The focus now includes fast-tracking the L3 portion of the specification. The L3 implementation being defined by the J1772 Task Force is not the CHAdeMO/TEPCO L3 connection currently used in Japan and with which the Leaf is fitted.
- The J1772 recommended practice includes a provision for locking the connector into the vehicle during charging. This is to deter charge cable theft and also parking lot cable hijacking. The decision to implement a locking provision is up to the auto manufacturer. [At least one manufacturer rep was happy to learn about the existence of the provision...]
- By the 27th of July, the EPRI should have the J1772 EVSE test documents finalized. [The test procedures have procedures for testing both EVSE with continuous current adjustment capability, as well as EVSE devices that have 'discrete' charge levels and/or settings.]
- The timeline for the 'L3 add-on' has slipped at least a few months. The target to finish the DC portion of the J1772 standard is December 2010. The task force team is very aware that vehicles will be 'on the streets' in the US in December...
[note: Considering that vehicles will be shipping with CHAdeMO connectors around the time the DC portion of J1772 is being ratified, and considering the momentum behind the Japanese L3 standard, it appears that J1772 L3 is not going to be a factor in the first generation EVs. Will this create a VHS/Beta decision for the industry later?]
- One critical part of L3 charging is communication between the car and battery charger. A number of methods are being evaluated, including signaling over the DC power lines to the car, and signaling 'on top of' the L1/L2 pilot signal. Nissan is working on the required L3 communications messages.
- The DC L3 standard is defining the duty cycle for the connector as 20 minutes 'on' and 10 minutes off. [note: It wasn't clear if this was the duty cycle repeated for a single vehicle, or if it was based on a 20 minute charge for a single vehicle followed by 10 minutes to disconnect, move, and connect the next vehicle to the charger.]

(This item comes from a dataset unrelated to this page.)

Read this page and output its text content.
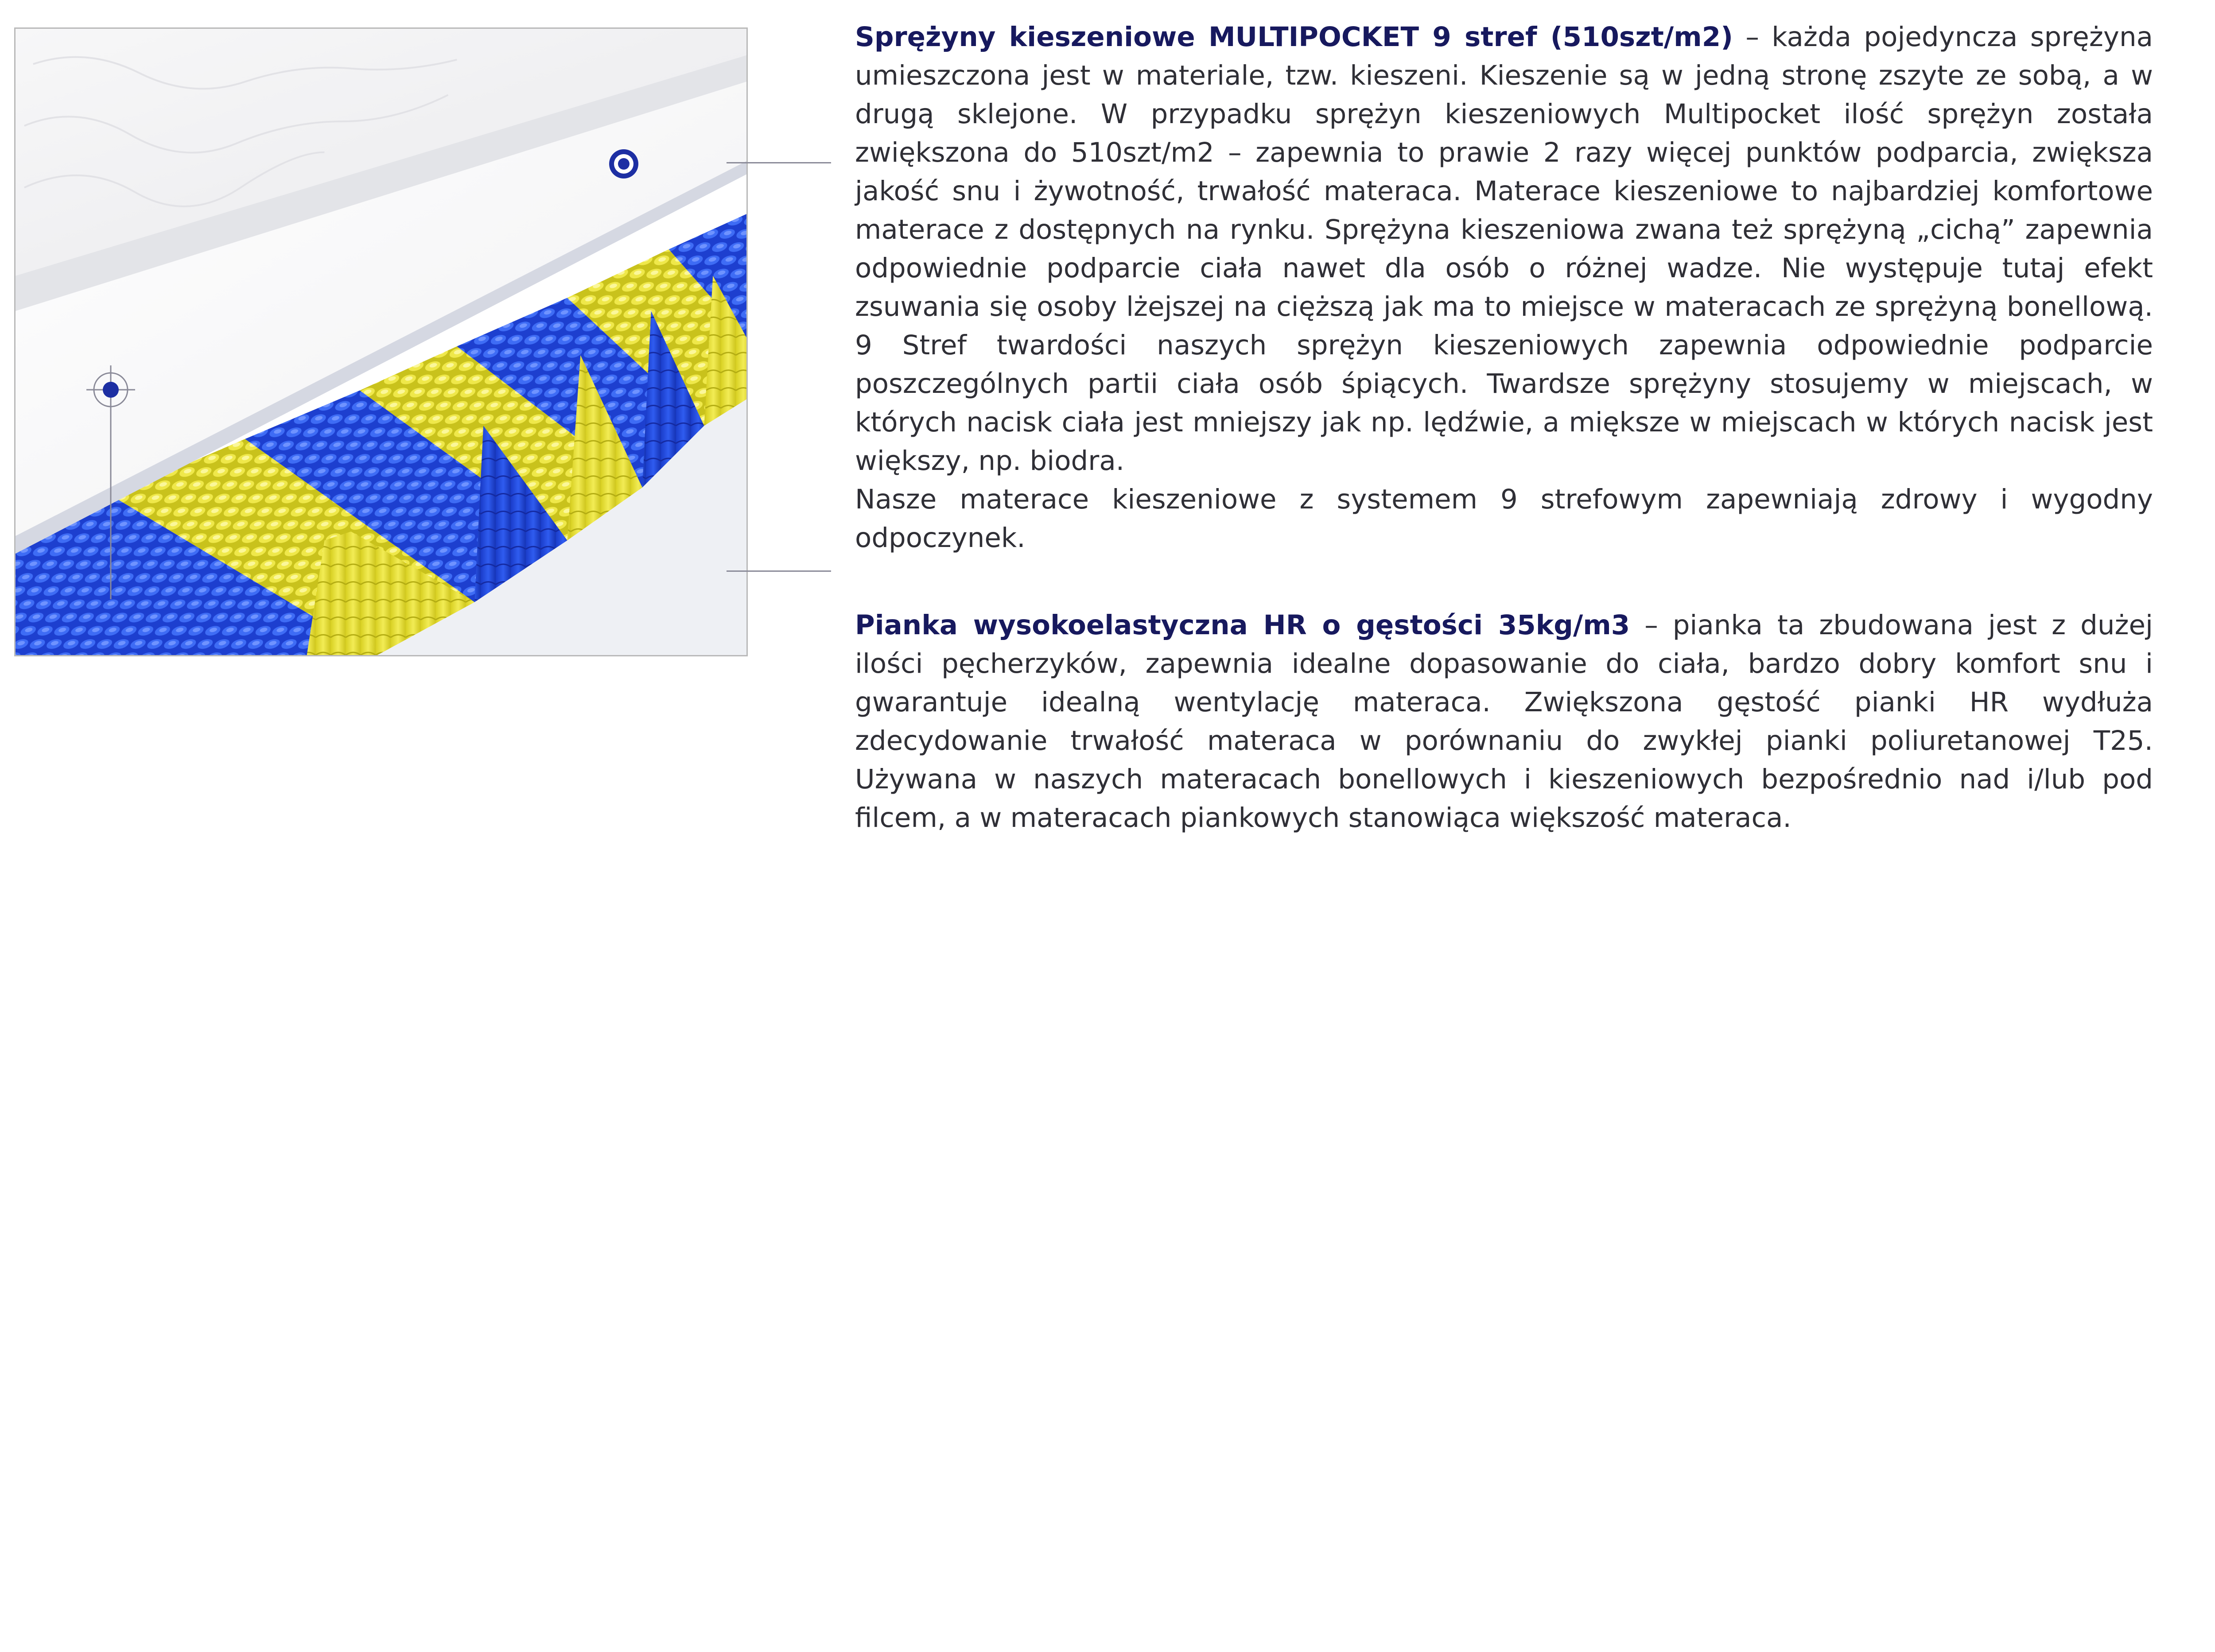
Sprężyny kieszeniowe MULTIPOCKET 9 stref (510szt/m2) – każda pojedyncza sprężyna umieszczona jest w materiale, tzw. kieszeni. Kieszenie są w jedną stronę zszyte ze sobą, a w drugą sklejone. W przypadku sprężyn kieszeniowych Multipocket ilość sprężyn została zwiększona do 510szt/m2 – zapewnia to prawie 2 razy więcej punktów podparcia, zwiększa jakość snu i żywotność, trwałość materaca. Materace kieszeniowe to najbardziej komfortowe materace z dostępnych na rynku. Sprężyna kieszeniowa zwana też sprężyną „cichą” zapewnia odpowiednie podparcie ciała nawet dla osób o różnej wadze. Nie występuje tutaj efekt zsuwania się osoby lżejszej na cięższą jak ma to miejsce w materacach ze sprężyną bonellową. 9 Stref twardości naszych sprężyn kieszeniowych zapewnia odpowiednie podparcie poszczególnych partii ciała osób śpiących. Twardsze sprężyny stosujemy w miejscach, w których nacisk ciała jest mniejszy jak np. lędźwie, a miększe w miejscach w których nacisk jest większy, np. biodra.

Nasze materace kieszeniowe z systemem 9 strefowym zapewniają zdrowy i wygodny odpoczynek.

Pianka wysokoelastyczna HR o gęstości 35kg/m3 – pianka ta zbudowana jest z dużej ilości pęcherzyków, zapewnia idealne dopasowanie do ciała, bardzo dobry komfort snu i gwarantuje idealną wentylację materaca. Zwiększona gęstość pianki HR wydłuża zdecydowanie trwałość materaca w porównaniu do zwykłej pianki poliuretanowej T25. Używana w naszych materacach bonellowych i kieszeniowych bezpośrednio nad i/lub pod filcem, a w materacach piankowych stanowiąca większość materaca.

This document from Feb '10 gives an overview of L1 and L2, as well as a comparison of the J1772 DC plan and the JARI/TEPCO/CHAdeMO L3 interface. http://grouper.ieee.org/groups/earthobservationsSCC/IEEE_SAE_J1772_Update_10_02_08_Gery_Kissel.pdf
12-08-2010, 10:21 PM
I read an article a few weeks ago that Eaton Corp is installing Level 3 chargers in Tenessee at a chain of gas stations specifically because of the Leaf. Hopefully they have done their due diligence to know whether the Leaf will come with the ability to charge at Level 3!Well to the best of my knowledge only a VERY limited number of Leafs (Leaves?) being delivered in North America for the 2011 model year will be equipped with a Level 3 DC charge port. (with proprietary CHAdeMO connector) Apparently these will be "special" SL-e models designated specifically for the Department Of Energy (DOE) ETEC program ONLY.
(and NO apparently Nissan will be unwilling to retrofit cars without the necessary equipment)
05-27-2011, 01:08 AM
Interesting article about Level 3 charging and the Leaf.
And here's Coloumb's take on level three charging, which points out the reasons why Nissan likely choose to make the connector optional:
There are currently no International standards for voltages and currents or connectors for plug-in vehicles; however, standards should come to fruition in the next few years. To achieve very short charging times, Level 3 chargers supply very high voltages (300-500VDC) at very high currents (100's of Amperes) directly to the plug-in vehicle battery. Chargers that range from 30kW to as much as 120kW exist today in prototype form.